Bundesgerichtshof
Beschl. v. 15.07.1998, Az.: XII ZB 37/98
Wiedereinsetzung in den vorigen Stand gegen die Versäumung der Berufungsfrist ; Maßgeblicher Zustellungszeitpunkt des erstinstanzlichen Urteils; Beweiswirkung des anwaltlichen Empfangsbekenntnisses; Verschulden des Prozessbevollmächtigten an der Fristversäumnis
Bibliographie
- Gericht
- BGH
- Datum
- 15.07.1998
- Aktenzeichen
- XII ZB 37/98
- Entscheidungsform
- Beschluss
- Referenz
- WKRS 1998, 17158
- Entscheidungsname
- [keine Angabe]
- ECLI
- [keine Angabe]
Verfahrensgang
- vorgehend
- OLG Düsseldorf - 18.03.1998
Rechtsgrundlagen
Fundstellen
- FamRZ 1999, 577-578 (Volltext mit amtl. LS)
- JurBüro 1999, 279
- NJW-RR 1998, 1442-1443 (Volltext mit red. LS)
In dem Rechtsstreit
hat der XII. Zivilsenat des Bundesgerichtshofs
am 15. Juli 1998
durch
den Vorsitzenden Richter Dr. Blumenröhr und
die Richter Dr. Krohn, Dr. Zysk, Gerber und Sprick
beschlossen:
Tenor:
Die sofortige Beschwerde gegen den Beschluß des 5. Senats für Familiensachen des Oberlandesgerichts Düsseldorf vom 18. März 1998 wird auf Kosten der Klägerin zurückgewiesen.
Wert: 5.241,00 DM.
Gründe
I.
Durch Urteil des Familiengerichts Mönchengladbach wurde der auf Zahlung von monatlich 845,53 DM Trennungsunterhalt gerichteten Klage in Höhe von monatlich 387,20 DM stattgegeben. Im übrigen wurde die Klage abgewiesen. Das Urteil wurde der Klägerin zu Händen ihres Prozeßbevollmächtigten, Rechtsanwalt G., zugestellt. Das Empfangsbekenntnis trägt einen Eingangsstempel der Kanzlei vom 5. November 1997 sowie die Unterschrift des Prozeßbevollmächtigten unter dem Datum des 6. November 1997. Mit Schreiben vom 4. Dezember 1997 erteilte Rechtsanwalt G. den Rechtsanwälten S. und Kollegen in Düsseldorf unter Beifügung des amtsgerichtlichen Urteils Berufungsauftrag mit der Erklärung, das Urteil sei am 5. November 1997 zugestellt worden. Das Schreiben ging am Samstag, dem 6. Dezember 1997, in der Kanzlei der Berufungsanwälte ein.

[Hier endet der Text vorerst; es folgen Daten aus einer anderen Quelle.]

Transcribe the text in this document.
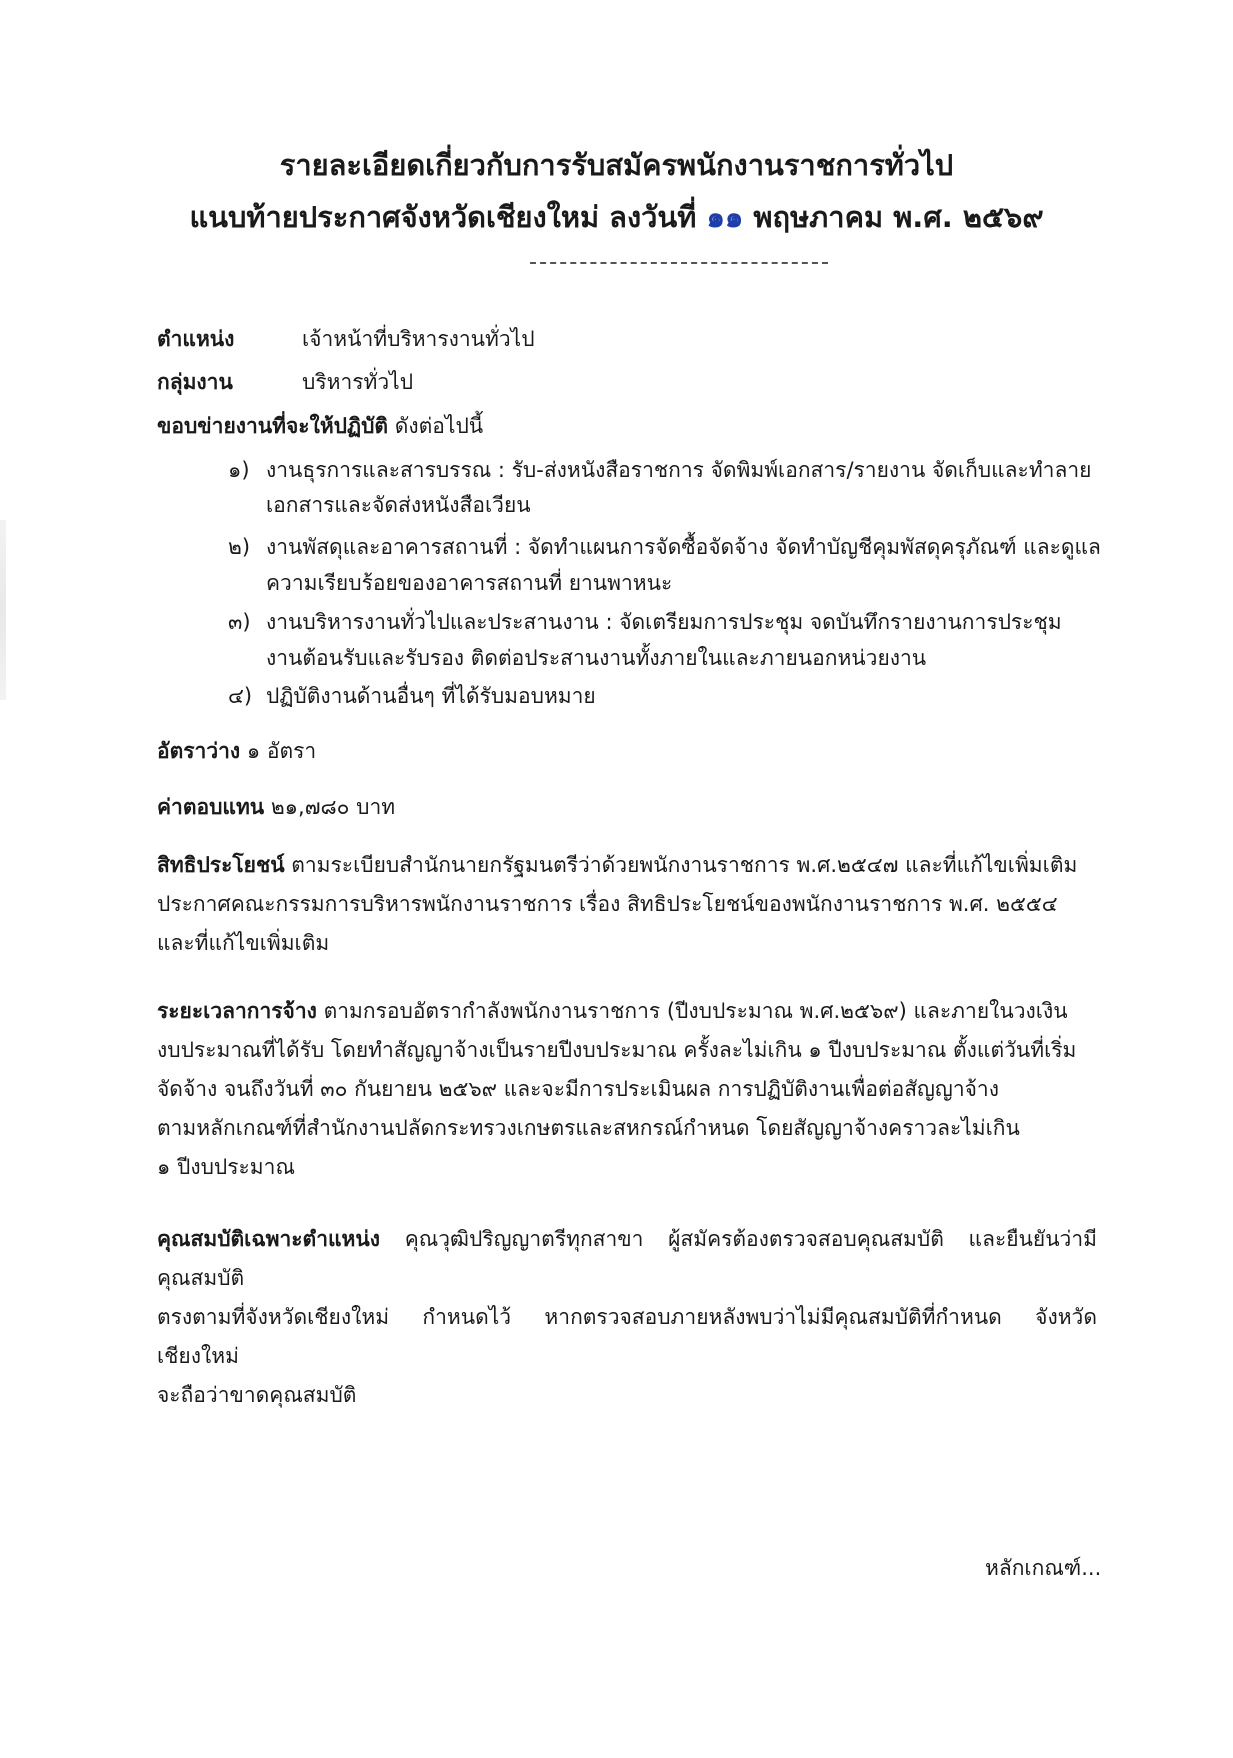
รายละเอียดเกี่ยวกับการรับสมัครพนักงานราชการทั่วไป
แนบท้ายประกาศจังหวัดเชียงใหม่ ลงวันที่ ๑๑ พฤษภาคม พ.ศ. ๒๕๖๙
ตำแหน่ง	เจ้าหน้าที่บริหารงานทั่วไป
กลุ่มงาน	บริหารทั่วไป
ขอบข่ายงานที่จะให้ปฏิบัติ ดังต่อไปนี้
๑) งานธุรการและสารบรรณ : รับ-ส่งหนังสือราชการ จัดพิมพ์เอกสาร/รายงาน จัดเก็บและทำลาย
เอกสารและจัดส่งหนังสือเวียน
๒) งานพัสดุและอาคารสถานที่ : จัดทำแผนการจัดซื้อจัดจ้าง จัดทำบัญชีคุมพัสดุครุภัณฑ์ และดูแล
ความเรียบร้อยของอาคารสถานที่ ยานพาหนะ
๓) งานบริหารงานทั่วไปและประสานงาน : จัดเตรียมการประชุม จดบันทึกรายงานการประชุม
งานต้อนรับและรับรอง ติดต่อประสานงานทั้งภายในและภายนอกหน่วยงาน
๔) ปฏิบัติงานด้านอื่นๆ ที่ได้รับมอบหมาย
อัตราว่าง ๑ อัตรา
ค่าตอบแทน ๒๑,๗๘๐ บาท
สิทธิประโยชน์ ตามระเบียบสำนักนายกรัฐมนตรีว่าด้วยพนักงานราชการ พ.ศ.๒๕๔๗ และที่แก้ไขเพิ่มเติม
ประกาศคณะกรรมการบริหารพนักงานราชการ เรื่อง สิทธิประโยชน์ของพนักงานราชการ พ.ศ. ๒๕๕๔
และที่แก้ไขเพิ่มเติม
ระยะเวลาการจ้าง ตามกรอบอัตรากำลังพนักงานราชการ (ปีงบประมาณ พ.ศ.๒๕๖๙) และภายในวงเงิน
งบประมาณที่ได้รับ โดยทำสัญญาจ้างเป็นรายปีงบประมาณ ครั้งละไม่เกิน ๑ ปีงบประมาณ ตั้งแต่วันที่เริ่ม
จัดจ้าง จนถึงวันที่ ๓๐ กันยายน ๒๕๖๙ และจะมีการประเมินผล การปฏิบัติงานเพื่อต่อสัญญาจ้าง
ตามหลักเกณฑ์ที่สำนักงานปลัดกระทรวงเกษตรและสหกรณ์กำหนด โดยสัญญาจ้างคราวละไม่เกิน
๑ ปีงบประมาณ
คุณสมบัติเฉพาะตำแหน่ง คุณวุฒิปริญญาตรีทุกสาขา ผู้สมัครต้องตรวจสอบคุณสมบัติ และยืนยันว่ามีคุณสมบัติ
ตรงตามที่จังหวัดเชียงใหม่ กำหนดไว้ หากตรวจสอบภายหลังพบว่าไม่มีคุณสมบัติที่กำหนด จังหวัดเชียงใหม่
จะถือว่าขาดคุณสมบัติ
หลักเกณฑ์...
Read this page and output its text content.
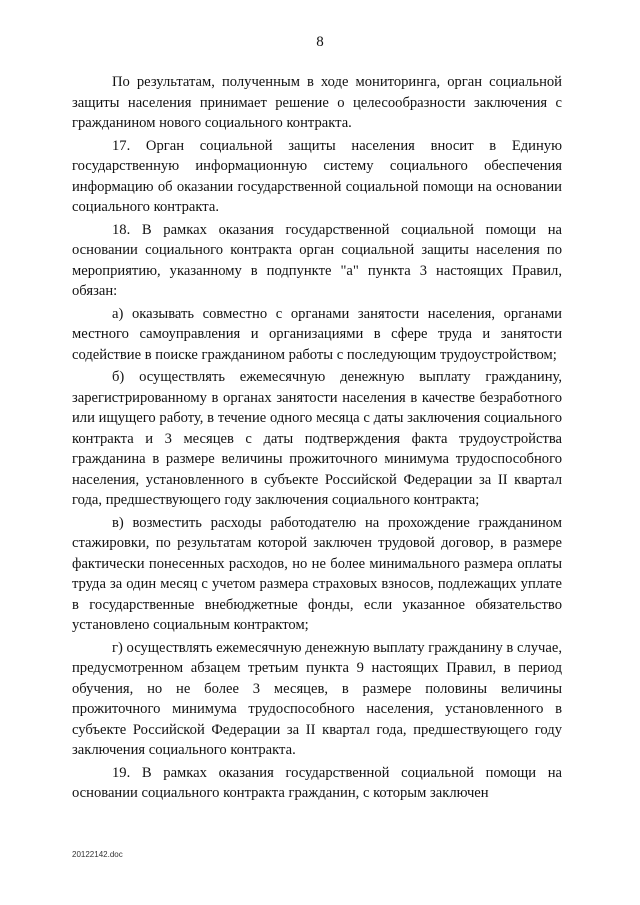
8

По результатам, полученным в ходе мониторинга, орган социальной защиты населения принимает решение о целесообразности заключения с гражданином нового социального контракта.

17. Орган социальной защиты населения вносит в Единую государственную информационную систему социального обеспечения информацию об оказании государственной социальной помощи на основании социального контракта.

18. В рамках оказания государственной социальной помощи на основании социального контракта орган социальной защиты населения по мероприятию, указанному в подпункте "а" пункта 3 настоящих Правил, обязан:

а) оказывать совместно с органами занятости населения, органами местного самоуправления и организациями в сфере труда и занятости содействие в поиске гражданином работы с последующим трудоустройством;

б) осуществлять ежемесячную денежную выплату гражданину, зарегистрированному в органах занятости населения в качестве безработного или ищущего работу, в течение одного месяца с даты заключения социального контракта и 3 месяцев с даты подтверждения факта трудоустройства гражданина в размере величины прожиточного минимума трудоспособного населения, установленного в субъекте Российской Федерации за II квартал года, предшествующего году заключения социального контракта;

в) возместить расходы работодателю на прохождение гражданином стажировки, по результатам которой заключен трудовой договор, в размере фактически понесенных расходов, но не более минимального размера оплаты труда за один месяц с учетом размера страховых взносов, подлежащих уплате в государственные внебюджетные фонды, если указанное обязательство установлено социальным контрактом;

г) осуществлять ежемесячную денежную выплату гражданину в случае, предусмотренном абзацем третьим пункта 9 настоящих Правил, в период обучения, но не более 3 месяцев, в размере половины величины прожиточного минимума трудоспособного населения, установленного в субъекте Российской Федерации за II квартал года, предшествующего году заключения социального контракта.

19. В рамках оказания государственной социальной помощи на основании социального контракта гражданин, с которым заключен

20122142.doc
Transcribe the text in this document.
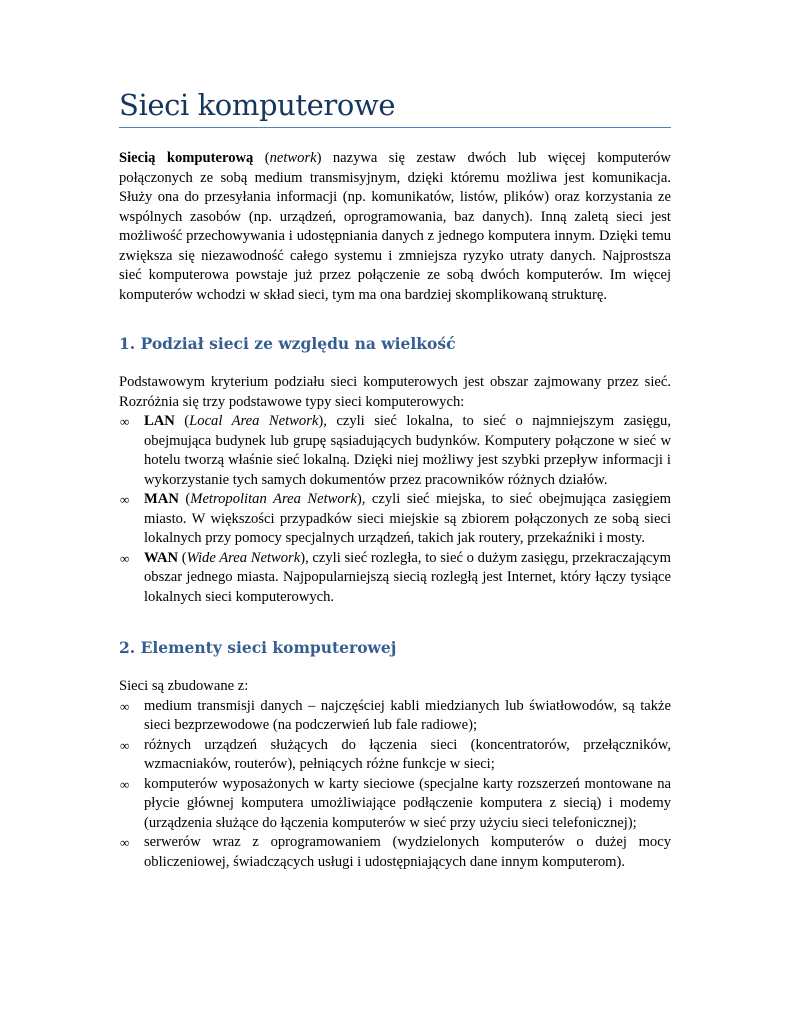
Sieci komputerowe

Siecią komputerową (network) nazywa się zestaw dwóch lub więcej komputerów połączonych ze sobą medium transmisyjnym, dzięki któremu możliwa jest komunikacja. Służy ona do przesyłania informacji (np. komunikatów, listów, plików) oraz korzystania ze wspólnych zasobów (np. urządzeń, oprogramowania, baz danych). Inną zaletą sieci jest możliwość przechowywania i udostępniania danych z jednego komputera innym. Dzięki temu zwiększa się niezawodność całego systemu i zmniejsza ryzyko utraty danych. Najprostsza sieć komputerowa powstaje już przez połączenie ze sobą dwóch komputerów. Im więcej komputerów wchodzi w skład sieci, tym ma ona bardziej skomplikowaną strukturę.

1. Podział sieci ze względu na wielkość

Podstawowym kryterium podziału sieci komputerowych jest obszar zajmowany przez sieć. Rozróżnia się trzy podstawowe typy sieci komputerowych:

∞ LAN (Local Area Network), czyli sieć lokalna, to sieć o najmniejszym zasięgu, obejmująca budynek lub grupę sąsiadujących budynków. Komputery połączone w sieć w hotelu tworzą właśnie sieć lokalną. Dzięki niej możliwy jest szybki przepływ informacji i wykorzystanie tych samych dokumentów przez pracowników różnych działów.
∞ MAN (Metropolitan Area Network), czyli sieć miejska, to sieć obejmująca zasięgiem miasto. W większości przypadków sieci miejskie są zbiorem połączonych ze sobą sieci lokalnych przy pomocy specjalnych urządzeń, takich jak routery, przekaźniki i mosty.
∞ WAN (Wide Area Network), czyli sieć rozległa, to sieć o dużym zasięgu, przekraczającym obszar jednego miasta. Najpopularniejszą siecią rozległą jest Internet, który łączy tysiące lokalnych sieci komputerowych.
2. Elementy sieci komputerowej

Sieci są zbudowane z:

∞ medium transmisji danych – najczęściej kabli miedzianych lub światłowodów, są także sieci bezprzewodowe (na podczerwień lub fale radiowe);
∞ różnych urządzeń służących do łączenia sieci (koncentratorów, przełączników, wzmacniaków, routerów), pełniących różne funkcje w sieci;
∞ komputerów wyposażonych w karty sieciowe (specjalne karty rozszerzeń montowane na płycie głównej komputera umożliwiające podłączenie komputera z siecią) i modemy (urządzenia służące do łączenia komputerów w sieć przy użyciu sieci telefonicznej);
∞ serwerów wraz z oprogramowaniem (wydzielonych komputerów o dużej mocy obliczeniowej, świadczących usługi i udostępniających dane innym komputerom).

Am 12. Dezember 1997 beantragte die Klägerin durch die zweitinstanzlichen Prozeßbevollmächtigten Wiedereinsetzung in den vorigen Stand gegen die Versäumung der Berufungsfrist und holte zugleich die Berufung nach. Sie stützte sich darauf, daß der normale Postlauf von Mönchengladbach nach Düsseldorf einen Tag betrage; da das Schreiben vom 4. Dezember 1997 an diesem Tag abgesandt worden sei, und zwar durch Einwurf in einen Briefkasten, der am Abend noch geleert worden sei, sei daher mit dem Zugang des Rechtsmittelauftrags bei den Berufungsanwälten am 5. Dezember 1997 zu rechnen gewesen. Angesichts der regelmäßigen Zusammenarbeit zwischen ihrem erstinstanzlichen und den zweitinstanzlichen Prozeßbevollmächtigten sei davon auszugehen gewesen, daß die Berufung rechtzeitig am 5. Dezember 1997 eingelegt werden würde. Der verzögerte Postlauf sei ihr, der Klägerin, nicht zuzurechnen.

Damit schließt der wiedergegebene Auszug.